Payment deferral and factoring are often not the best solution for dealing with buyers from distant countries. Other, better risk managed international trade instruments are needed.
“One of such instruments is the letter of credit, the irrevocable obligation of the bank to pay the amount of the letter of credit to the exporter, upon submission of documents corresponding to the terms and conditions of the letter of credit. This means that the Lithuanian exporter has an irrevocable buyer's bank commitment to pay for the goods delivered or services provided”, says Project Manager of the Financing Services Development Department. “When a delayed payment deadline is agreed, for companies that export into more risky markets it is also worth using an export letter of credit discount, which is a letter of credit with a deferred payment term”.

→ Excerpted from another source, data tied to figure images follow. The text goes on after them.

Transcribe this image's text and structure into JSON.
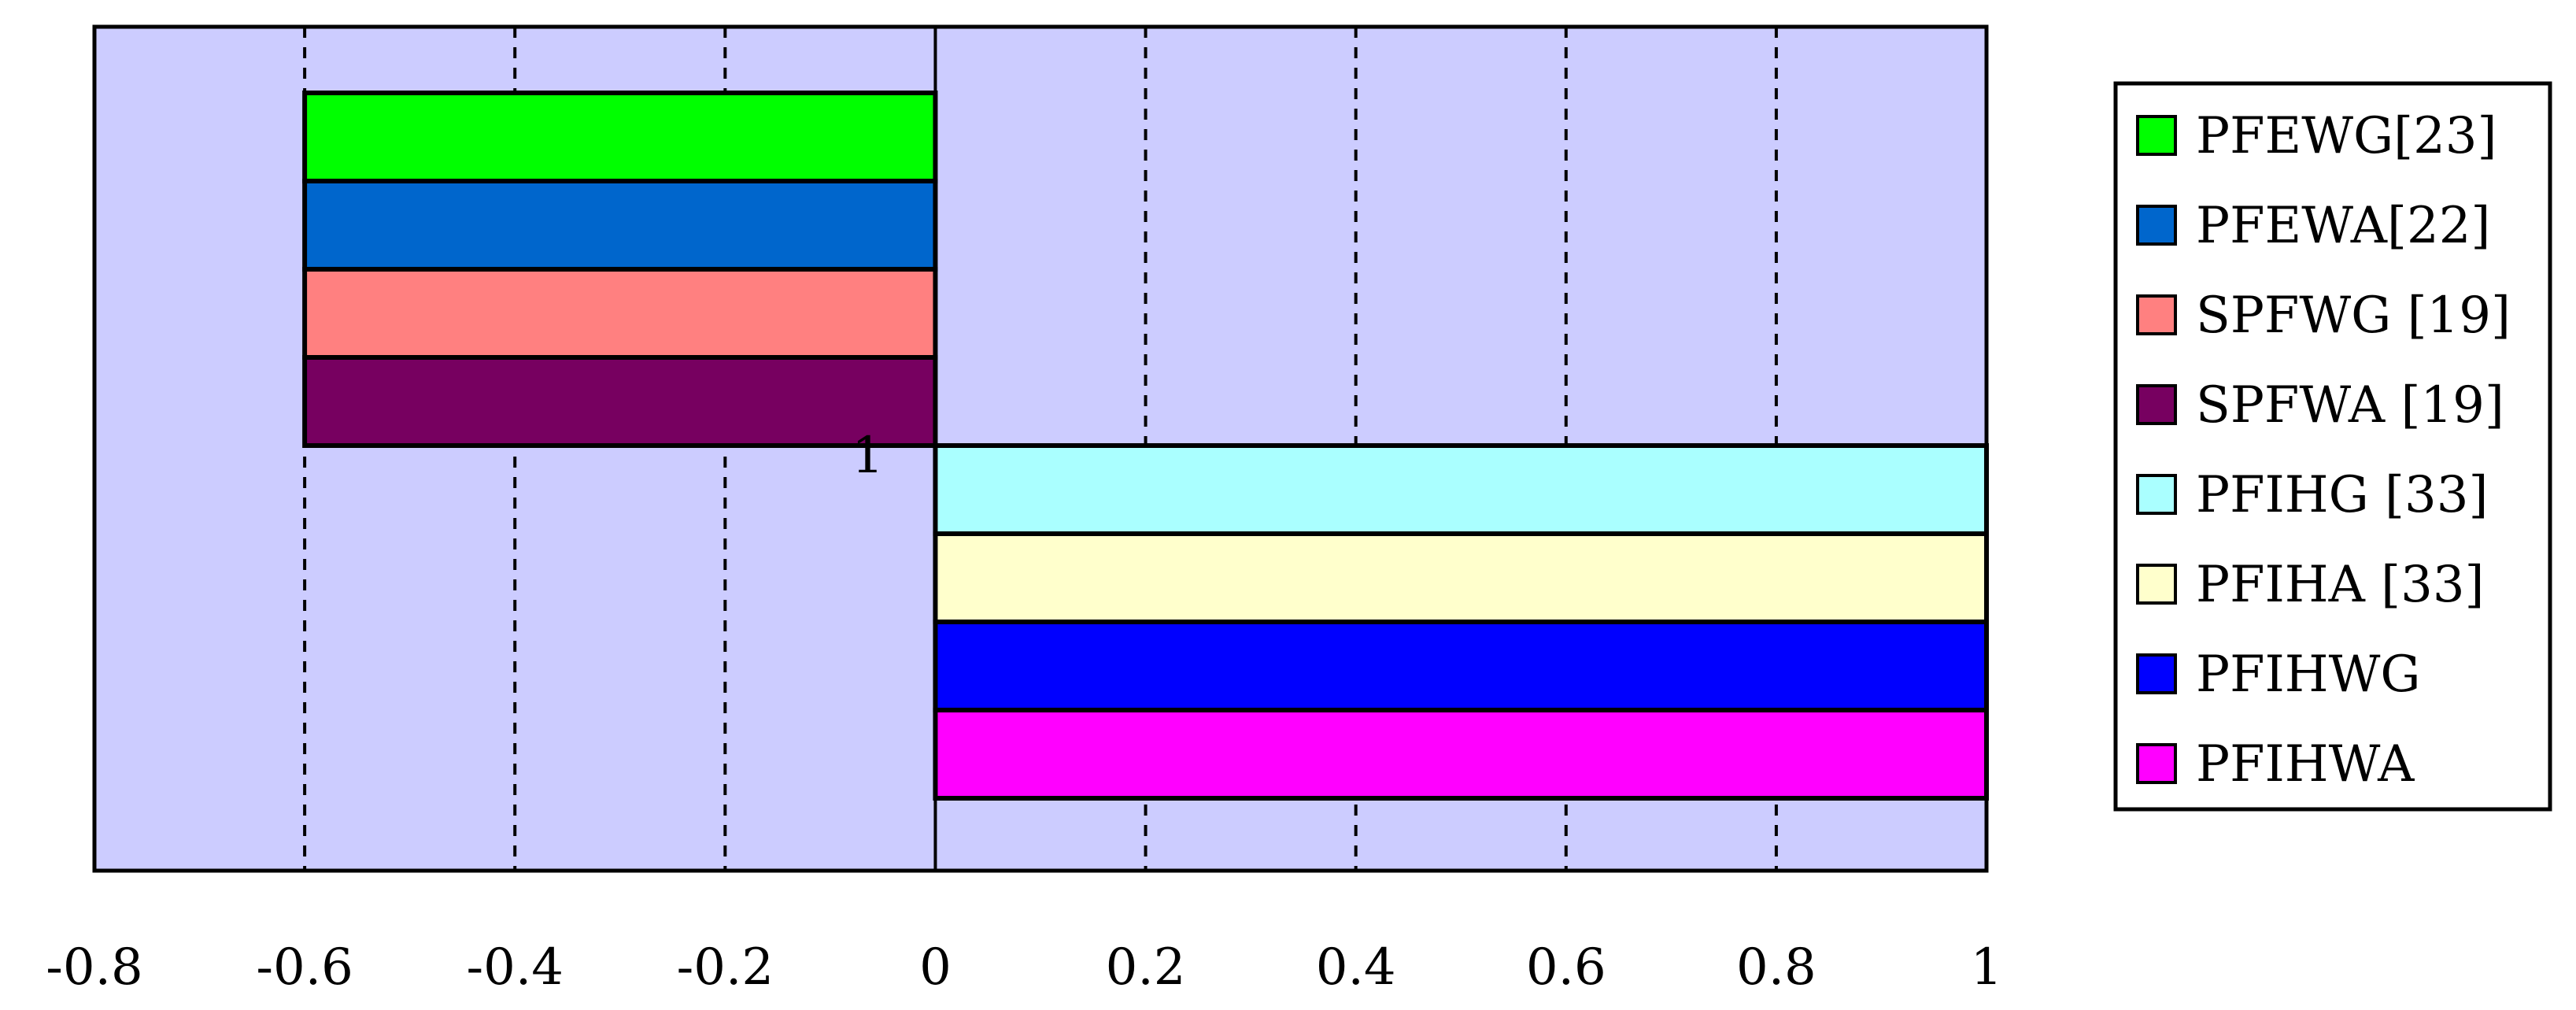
{
  "chart_data": {
    "type": "bar",
    "orientation": "horizontal",
    "categories": [
      "1"
    ],
    "xlim": [
      -0.8,
      1
    ],
    "x_ticks": [
      "-0.8",
      "-0.6",
      "-0.4",
      "-0.2",
      "0",
      "0.2",
      "0.4",
      "0.6",
      "0.8",
      "1"
    ],
    "x_tick_values": [
      -0.8,
      -0.6,
      -0.4,
      -0.2,
      0,
      0.2,
      0.4,
      0.6,
      0.8,
      1
    ],
    "grid": "vertical-dashed",
    "legend_position": "right",
    "plot_background": "#CCCCFF",
    "series": [
      {
        "name": "PFEWG[23]",
        "values": [
          -0.6
        ],
        "color": "#00FF00"
      },
      {
        "name": "PFEWA[22]",
        "values": [
          -0.6
        ],
        "color": "#0066CC"
      },
      {
        "name": "SPFWG [19]",
        "values": [
          -0.6
        ],
        "color": "#FF8080"
      },
      {
        "name": "SPFWA [19]",
        "values": [
          -0.6
        ],
        "color": "#770060"
      },
      {
        "name": "PFIHG [33]",
        "values": [
          1
        ],
        "color": "#AAFFFF"
      },
      {
        "name": "PFIHA [33]",
        "values": [
          1
        ],
        "color": "#FFFFCC"
      },
      {
        "name": "PFIHWG",
        "values": [
          1
        ],
        "color": "#0000FF"
      },
      {
        "name": "PFIHWA",
        "values": [
          1
        ],
        "color": "#FF00FF"
      }
    ]
  }
}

According to Mr Čapskis, a little simpler than the letter of credit, is collection of documents, when the buyer pays for the goods only after the seller has sent them or received them.
“True, collection is also a more risky tool because the seller has no guarantee that the goods will be paid for. For example, the goods will reach the Chinese port, but when the buyer faces solvency problems, the goods will stay in the port until the buyer pays for them”, the interviewer says.
Letters of credit or collection of documents also protect companies against potential threats when supplying to the countries subject to international sanctions.
According to the data of Šiaulių bankas, 80% of all letter of credit agreements are concluded by Lithuanian companies with partners from Asia, mostly Chinese and South Korean companies, with less frequent buyers of Lithuanian products from India, Bangladesh, Taiwan or Singapore. Letter of credit is a popular tool for trading also with companies from Turkey or Chile.
Lithuanian companies also make most of their collection of documents with Chinese companies (40% of all collection contracts), but collection is popular also with the companies in North Africa and the Middle East countries.
Talk to specialists
According to Mr Čapskis, understanding of international trade instruments requires technical knowledge: it is important to find out the advantages and disadvantages of different ways, to know the order and nuances of filling specific documents. “In large and much exporting companies, this work is often done by specialists working in the company, but for the SMEs it would be a luxury to hire an international trade specialist. Therefore, it is worthwhile for small businesses to contact the bank, whose specialists advise, assess the risks, prepare the necessary documents”, suggests the interviewer.
The representative of Šiaulių bankas advises SMEs to apply to the bank when the agreement with potential trading partner is negotiated or potential client has submitted its terms and conditions.
“The bank will then be able to particularize rather than give a general advice”, says Mr Čapskis.
"It is important that companies seeking to establish themselves in foreign markets not only see potential opportunities, but also actually assess the possible settlement risks."
Justas Čapskis, Project Manager of the Financing Services Development Department of Šiaulių bankas, advises SMEs to apply to the bank when the agreement with potential trading partner is negotiated or potential client has submitted its terms and conditions: the bank then will be able to give particular rather than general advice.